Key macro fundamentals are now aligning:
- Inflation at a 100-month low
- Supportive RBI policy stance
- Higher fiscal room for consumers post-Budget
- Improving festive demand and GST rationalisation
“We are near the beginning of the end of downgrades,” Mehta says, predicting earnings upgrades could start emerging over the next couple of quarters.
FII selling may reverse as India looks more attractive
Foreign institutional investors have been persistent sellers, weighing on market sentiment. But Mehta believes a reversal could be ahead.
Why FII interest may return:
- India’s valuations have corrected after a year-long time and PE derating
- Strong demographics and political stability
- Improving corporate earnings outlook
- Recovery in credit growth, consumption and capex
“For a typical bull market, we need FPI support—and the case for FII flows improving is stronger now than a year ago,” he notes.
Capex, financialization & consumption: The three big themes
Mehta highlights three structural themes that he believes offer strong multi-year opportunities:1. Capital goods, engineering & power
- India’s multi-year public capex cycle has lifted industrial utilisation back to peak levels.
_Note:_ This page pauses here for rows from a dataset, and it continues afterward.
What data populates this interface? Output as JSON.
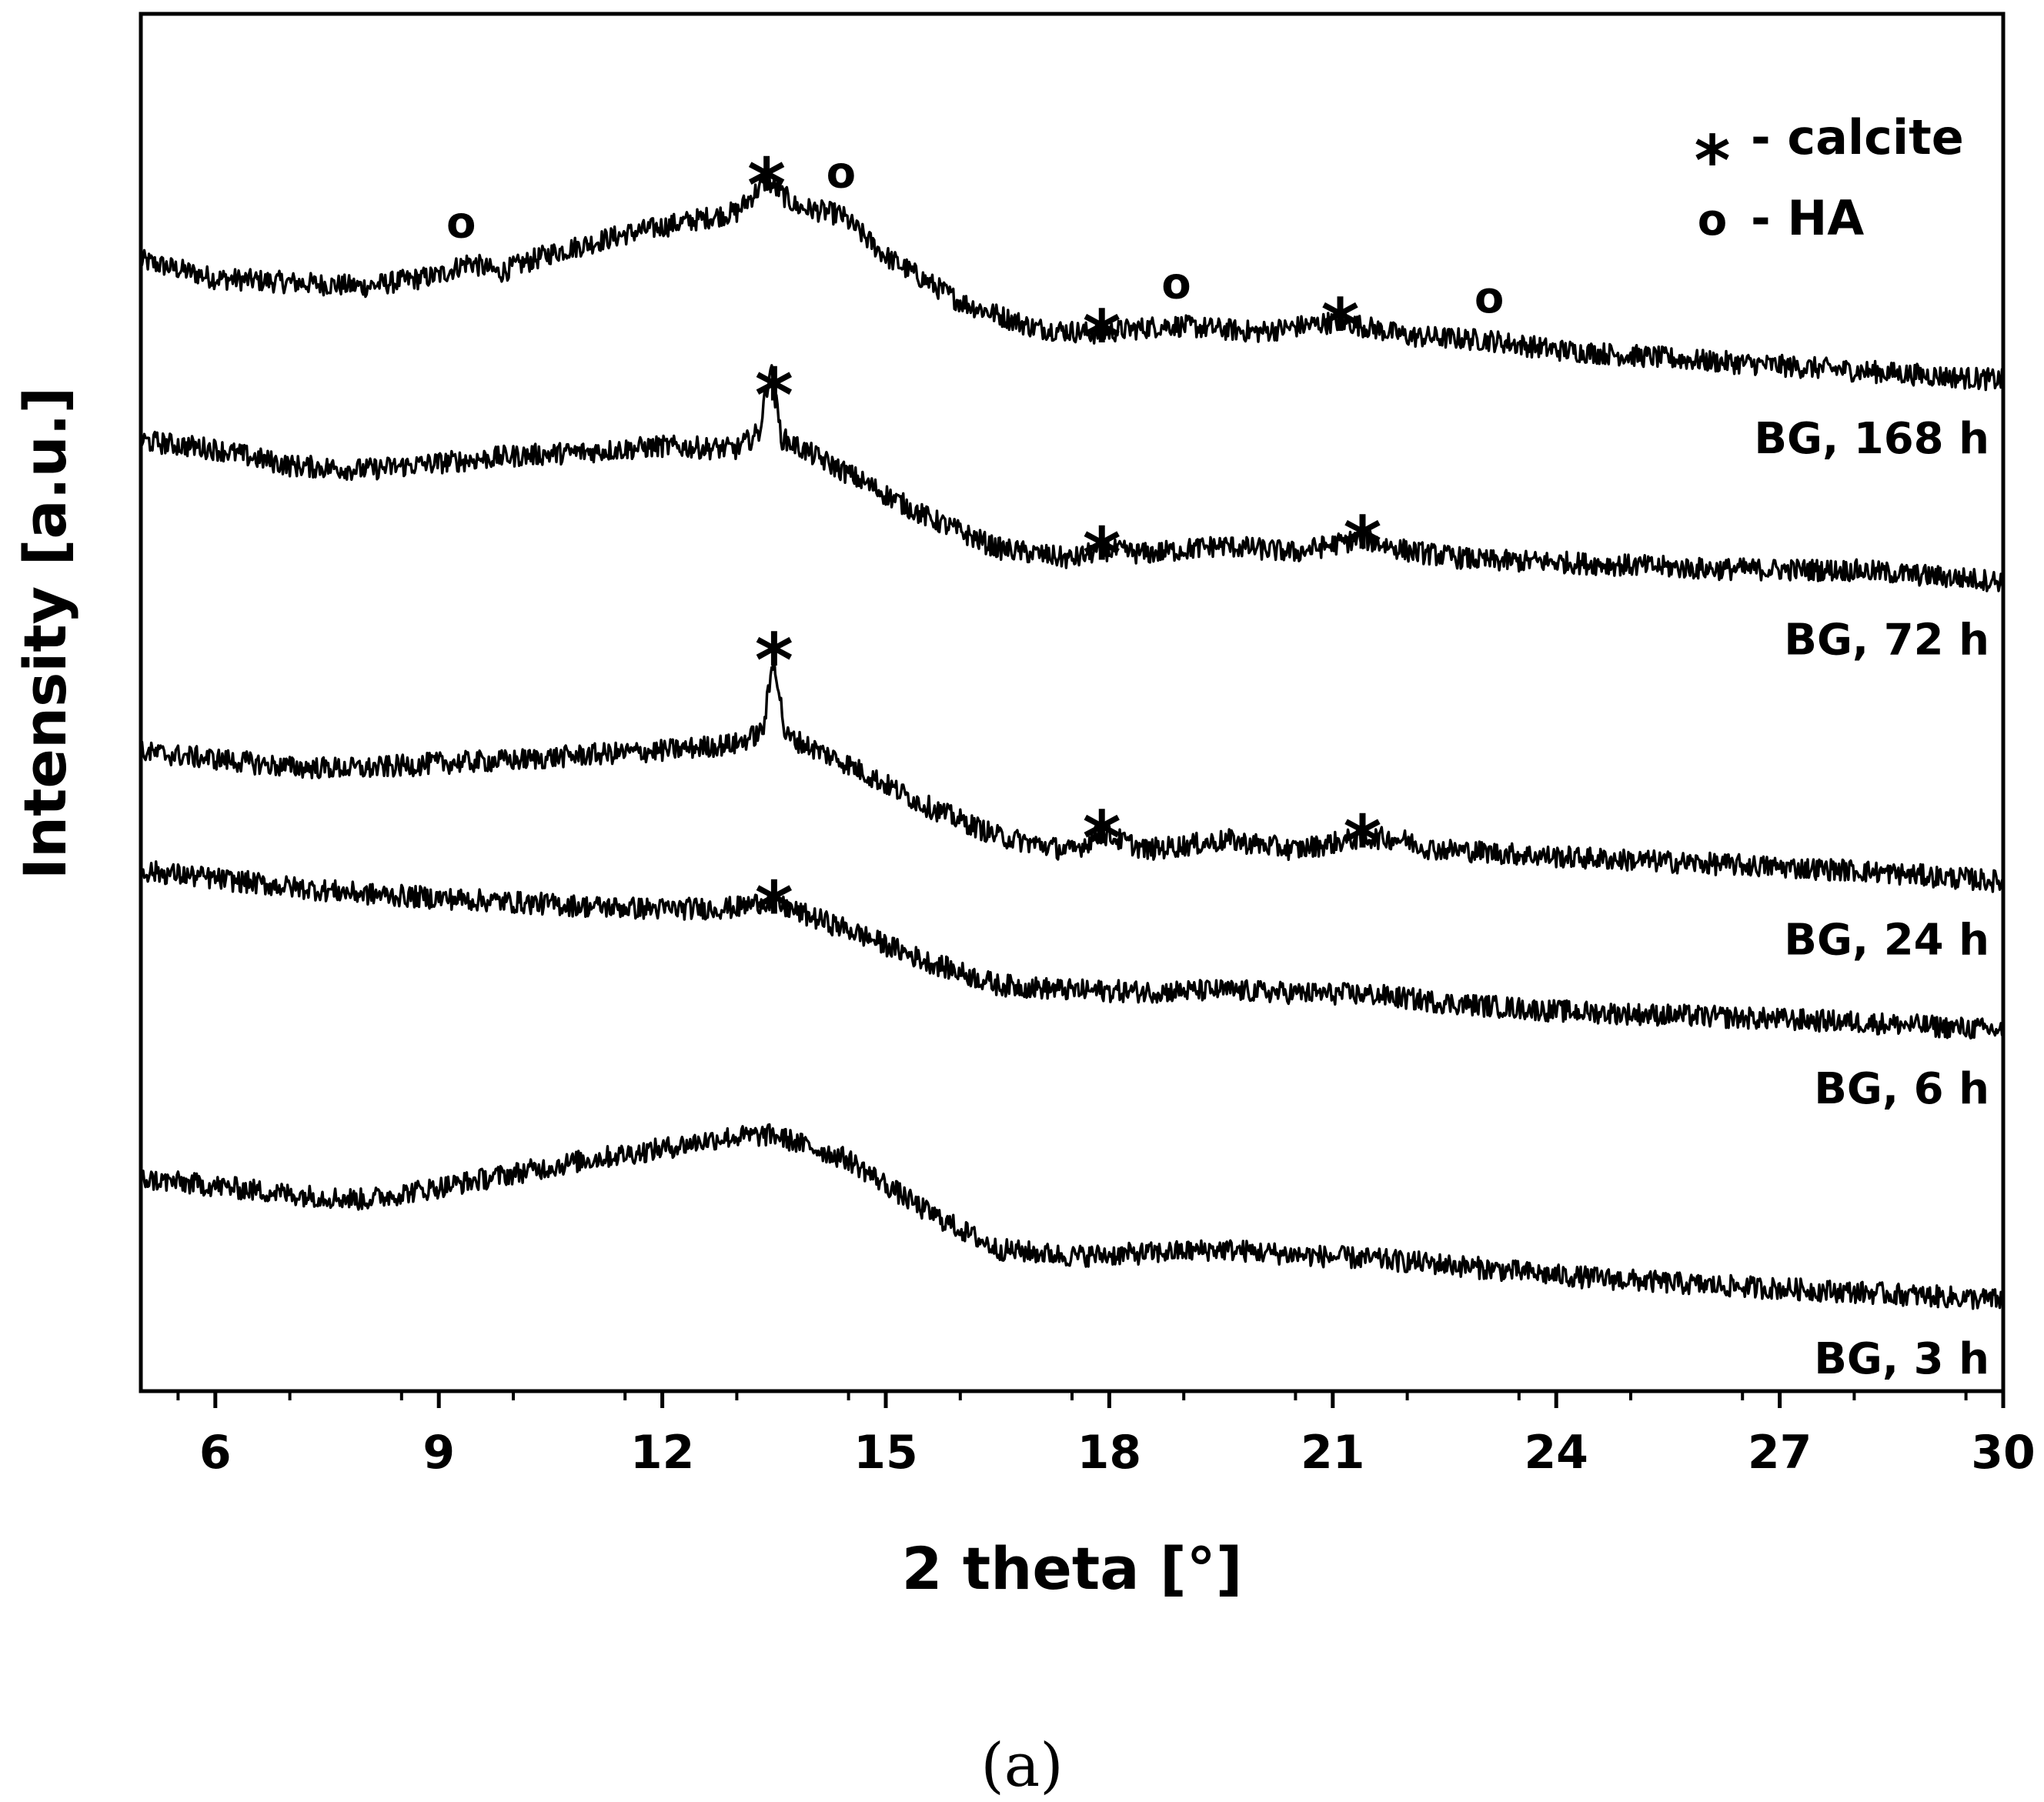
{
  "chart_data": {
    "type": "line",
    "title": "",
    "xlabel": "2 theta [°]",
    "ylabel": "Intensity [a.u.]",
    "xlim": [
      5,
      30
    ],
    "xticks": [
      6,
      9,
      12,
      15,
      18,
      21,
      24,
      27,
      30
    ],
    "ylim": [
      0,
      100
    ],
    "grid": false,
    "legend": {
      "placement": "top-right",
      "entries": [
        {
          "symbol": "*",
          "label": "- calcite"
        },
        {
          "symbol": "o",
          "label": "- HA"
        }
      ]
    },
    "series": [
      {
        "name": "BG, 168 h",
        "points": [
          [
            5,
            82.1
          ],
          [
            6,
            80.8
          ],
          [
            7,
            80.5
          ],
          [
            8,
            80.2
          ],
          [
            9,
            81.0
          ],
          [
            9.4,
            82.0
          ],
          [
            9.8,
            81.2
          ],
          [
            10.5,
            82.6
          ],
          [
            11.5,
            84.0
          ],
          [
            12.5,
            85.1
          ],
          [
            13.0,
            85.6
          ],
          [
            13.4,
            87.9
          ],
          [
            13.8,
            86.0
          ],
          [
            14.4,
            85.4
          ],
          [
            15.0,
            82.4
          ],
          [
            16.0,
            79.1
          ],
          [
            17.0,
            77.2
          ],
          [
            17.8,
            76.8
          ],
          [
            18.8,
            77.4
          ],
          [
            20.0,
            76.9
          ],
          [
            21.1,
            77.7
          ],
          [
            22.0,
            76.6
          ],
          [
            23.1,
            76.3
          ],
          [
            24.0,
            75.6
          ],
          [
            26.0,
            74.8
          ],
          [
            28.0,
            74.1
          ],
          [
            30.0,
            73.4
          ]
        ],
        "markers": [
          {
            "x": 9.3,
            "symbol": "o"
          },
          {
            "x": 13.4,
            "symbol": "*"
          },
          {
            "x": 14.4,
            "symbol": "o"
          },
          {
            "x": 17.9,
            "symbol": "*"
          },
          {
            "x": 18.9,
            "symbol": "o"
          },
          {
            "x": 21.1,
            "symbol": "*"
          },
          {
            "x": 23.1,
            "symbol": "o"
          }
        ]
      },
      {
        "name": "BG, 72 h",
        "points": [
          [
            5,
            69.0
          ],
          [
            6,
            68.4
          ],
          [
            7,
            67.2
          ],
          [
            8,
            66.9
          ],
          [
            9,
            67.4
          ],
          [
            10,
            67.9
          ],
          [
            11,
            68.2
          ],
          [
            12,
            68.6
          ],
          [
            13.0,
            68.4
          ],
          [
            13.3,
            69.6
          ],
          [
            13.45,
            74.4
          ],
          [
            13.6,
            69.2
          ],
          [
            14.5,
            66.6
          ],
          [
            15.5,
            63.6
          ],
          [
            16.5,
            61.2
          ],
          [
            17.5,
            60.4
          ],
          [
            17.9,
            61.1
          ],
          [
            18.5,
            60.8
          ],
          [
            19.5,
            61.4
          ],
          [
            20.5,
            60.9
          ],
          [
            21.4,
            61.9
          ],
          [
            22.0,
            61.0
          ],
          [
            23.0,
            60.3
          ],
          [
            24.0,
            60.2
          ],
          [
            26.0,
            59.7
          ],
          [
            28.0,
            59.6
          ],
          [
            30.0,
            58.8
          ]
        ],
        "markers": [
          {
            "x": 13.5,
            "symbol": "*"
          },
          {
            "x": 17.9,
            "symbol": "*"
          },
          {
            "x": 21.4,
            "symbol": "*"
          }
        ]
      },
      {
        "name": "BG, 24 h",
        "points": [
          [
            5,
            46.4
          ],
          [
            6,
            45.9
          ],
          [
            7,
            45.3
          ],
          [
            8,
            45.2
          ],
          [
            9,
            45.6
          ],
          [
            10,
            45.8
          ],
          [
            11,
            46.2
          ],
          [
            12,
            46.5
          ],
          [
            13.0,
            47.0
          ],
          [
            13.35,
            47.9
          ],
          [
            13.5,
            53.4
          ],
          [
            13.65,
            47.6
          ],
          [
            14.5,
            45.5
          ],
          [
            15.5,
            42.6
          ],
          [
            16.5,
            40.3
          ],
          [
            17.5,
            39.2
          ],
          [
            17.9,
            40.5
          ],
          [
            18.5,
            39.3
          ],
          [
            19.6,
            40.0
          ],
          [
            20.5,
            39.3
          ],
          [
            21.4,
            40.2
          ],
          [
            21.9,
            40.1
          ],
          [
            22.3,
            39.4
          ],
          [
            24.0,
            38.8
          ],
          [
            26.0,
            38.3
          ],
          [
            28.0,
            37.8
          ],
          [
            30.0,
            37.0
          ]
        ],
        "markers": [
          {
            "x": 13.5,
            "symbol": "*"
          },
          {
            "x": 17.9,
            "symbol": "*"
          },
          {
            "x": 21.4,
            "symbol": "*"
          }
        ]
      },
      {
        "name": "BG, 6 h",
        "points": [
          [
            5,
            37.8
          ],
          [
            6,
            37.2
          ],
          [
            7,
            36.6
          ],
          [
            8,
            36.1
          ],
          [
            9,
            35.8
          ],
          [
            10,
            35.5
          ],
          [
            11,
            35.2
          ],
          [
            12,
            35.0
          ],
          [
            13.0,
            35.1
          ],
          [
            13.4,
            35.6
          ],
          [
            13.8,
            34.8
          ],
          [
            14.5,
            33.5
          ],
          [
            15.5,
            31.3
          ],
          [
            16.5,
            29.5
          ],
          [
            17.5,
            29.1
          ],
          [
            18.5,
            29.0
          ],
          [
            19.5,
            29.1
          ],
          [
            20.5,
            28.9
          ],
          [
            21.5,
            28.8
          ],
          [
            22.5,
            28.2
          ],
          [
            24.0,
            27.6
          ],
          [
            26.0,
            27.2
          ],
          [
            28.0,
            26.8
          ],
          [
            30.0,
            26.2
          ]
        ],
        "markers": [
          {
            "x": 13.5,
            "symbol": "*"
          }
        ]
      },
      {
        "name": "BG, 3 h",
        "points": [
          [
            5,
            15.4
          ],
          [
            6,
            14.9
          ],
          [
            7,
            14.3
          ],
          [
            8,
            13.9
          ],
          [
            9,
            14.8
          ],
          [
            10,
            15.8
          ],
          [
            11,
            16.8
          ],
          [
            12,
            17.6
          ],
          [
            12.8,
            18.4
          ],
          [
            13.5,
            18.6
          ],
          [
            14.5,
            16.8
          ],
          [
            15.5,
            13.2
          ],
          [
            16.5,
            10.3
          ],
          [
            17.5,
            9.8
          ],
          [
            18.5,
            10.0
          ],
          [
            19.5,
            10.3
          ],
          [
            20.5,
            9.9
          ],
          [
            21.5,
            9.6
          ],
          [
            22.5,
            9.2
          ],
          [
            24.0,
            8.4
          ],
          [
            26.0,
            7.7
          ],
          [
            28.0,
            7.2
          ],
          [
            30.0,
            6.6
          ]
        ],
        "markers": []
      }
    ]
  },
  "figure_caption": "(a)"
}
- Private capex is expected to revive
- Power, automation, equipment makers continue to see strong order momentum
2. Financialization of Savings
- The shift from physical to financial assets is accelerating.
- Rising demat accounts
- Booming wealth management & broking
- Growing AMC penetration
A millionaire is created every hour in India. “These proxy plays are on a long-term uptrend,” he says.3. Discretionary Consumption
GST cuts and pent-up demand are benefiting autos, hotels, jewellery and premium retail.
Stocks in these categories are reporting strong commentary and improved volume traction.
IT Sector: Value emerging, but not for everyone
IT stocks recently bounced off 52-week lows, improving their valuation appeal. But Mehta remains cautious for now.
Concerns include:
- Single-digit revenue growth, global macro uncertainty and margin pressures
- Dependence on US/Europe demand cycles
He notes IT could deliver steady 8–12% returns, suitable for conservative investors, but not ideal for those targeting 15–18% CAGR.
“It’s a classic case of growth at reasonable price versus stable, defensive returns,” Mehta says.
What could trigger the next market rally?
According to Mehta, the next leg of the market could be driven by:
- Earnings upgrades from Q3 onward
- Return of FII flows
- Improved management commentary
- Stabilizing global macros
- Domestic consumption revival
Momentum, he believes, is slowly turning in India’s favour.